At 19 years of age, William married an equally young woman from his own town - Catherine Saxby.

right: The Anglican church of Sts Peter and Paul, where William and Catherine married in 1802

Together, the couple had 13 children over a 24 year period, according to entries in the local Edenbridge parish register.  One unusual aspect from the registers is that nine of his 10 eldest children were baptised together in in single ceremony in June, 1821. The one exception to the mass ceremony was the eldest son, William, by that time 19 years old, who had been more conventionally baptised soon after his birth in 1802.
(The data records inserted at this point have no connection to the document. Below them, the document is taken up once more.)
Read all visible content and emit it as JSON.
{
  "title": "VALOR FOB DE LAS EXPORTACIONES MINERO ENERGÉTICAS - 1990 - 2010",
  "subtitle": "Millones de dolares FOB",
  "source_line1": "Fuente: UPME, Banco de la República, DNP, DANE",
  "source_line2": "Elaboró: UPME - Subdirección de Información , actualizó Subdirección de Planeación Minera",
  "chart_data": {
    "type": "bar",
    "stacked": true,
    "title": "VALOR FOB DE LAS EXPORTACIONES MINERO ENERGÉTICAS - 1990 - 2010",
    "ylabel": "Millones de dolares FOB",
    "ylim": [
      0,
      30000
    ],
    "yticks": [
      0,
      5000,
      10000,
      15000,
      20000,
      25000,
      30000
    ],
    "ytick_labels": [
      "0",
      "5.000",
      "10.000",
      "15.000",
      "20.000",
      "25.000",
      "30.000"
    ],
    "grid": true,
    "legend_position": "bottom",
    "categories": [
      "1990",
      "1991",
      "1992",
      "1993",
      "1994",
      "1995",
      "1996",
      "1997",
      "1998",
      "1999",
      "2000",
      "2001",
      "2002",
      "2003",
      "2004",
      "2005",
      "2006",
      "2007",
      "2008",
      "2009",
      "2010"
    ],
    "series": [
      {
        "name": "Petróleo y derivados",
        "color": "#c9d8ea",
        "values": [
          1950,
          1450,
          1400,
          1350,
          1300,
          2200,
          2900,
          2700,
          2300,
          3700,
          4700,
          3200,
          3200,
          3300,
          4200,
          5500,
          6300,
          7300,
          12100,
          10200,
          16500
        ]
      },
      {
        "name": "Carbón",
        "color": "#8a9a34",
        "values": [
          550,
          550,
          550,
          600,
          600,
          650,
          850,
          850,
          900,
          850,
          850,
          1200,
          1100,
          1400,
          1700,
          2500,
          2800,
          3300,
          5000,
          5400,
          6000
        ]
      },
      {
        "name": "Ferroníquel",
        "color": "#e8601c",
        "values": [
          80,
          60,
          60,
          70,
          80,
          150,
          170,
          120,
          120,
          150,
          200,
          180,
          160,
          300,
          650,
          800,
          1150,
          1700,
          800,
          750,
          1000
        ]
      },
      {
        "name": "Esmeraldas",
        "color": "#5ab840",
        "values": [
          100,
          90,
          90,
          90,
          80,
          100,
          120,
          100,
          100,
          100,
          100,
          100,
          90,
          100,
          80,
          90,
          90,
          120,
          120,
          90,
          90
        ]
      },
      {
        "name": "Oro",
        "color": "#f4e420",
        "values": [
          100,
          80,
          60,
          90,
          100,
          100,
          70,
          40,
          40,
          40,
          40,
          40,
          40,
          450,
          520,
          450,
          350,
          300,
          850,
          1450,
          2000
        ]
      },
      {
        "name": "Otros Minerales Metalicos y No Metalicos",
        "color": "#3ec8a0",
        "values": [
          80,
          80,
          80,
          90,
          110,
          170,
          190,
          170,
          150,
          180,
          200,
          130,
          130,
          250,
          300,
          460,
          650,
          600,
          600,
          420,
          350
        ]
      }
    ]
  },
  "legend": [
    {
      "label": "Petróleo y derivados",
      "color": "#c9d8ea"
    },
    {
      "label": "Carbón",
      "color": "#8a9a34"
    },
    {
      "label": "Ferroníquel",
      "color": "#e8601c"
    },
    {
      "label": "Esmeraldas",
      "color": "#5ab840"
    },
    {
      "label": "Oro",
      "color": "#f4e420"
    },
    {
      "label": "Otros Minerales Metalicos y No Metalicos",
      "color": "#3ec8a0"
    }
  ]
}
William was probably a very religious person - a fellow Edenbridge man left William and three others in charge of a property in the town which the testator decreed had to be used for the  religous purposes of  "dissenters". (Dissenters were Protestant Christians who separated from the Church of England in the 16th, 17th and 18th centuries).  How that "Dissenting" obligation connected with the baptisms of all the children in the local Anglican church isn't clear.  And in the only surviving portrait we have (above), William is holding a book, probably the family bible.
In the UK Censuses of 1851 and 1861, the family is listed as living at two different addresses - Edenbridge street (1851), then High Street in 1861, by which time only their unmarried son William is registered as living with them. Edenbridge street no long exists, and so it's possible its name was simply changed to High Street.
Catherine died in January 1863, William a year later, in July 1864.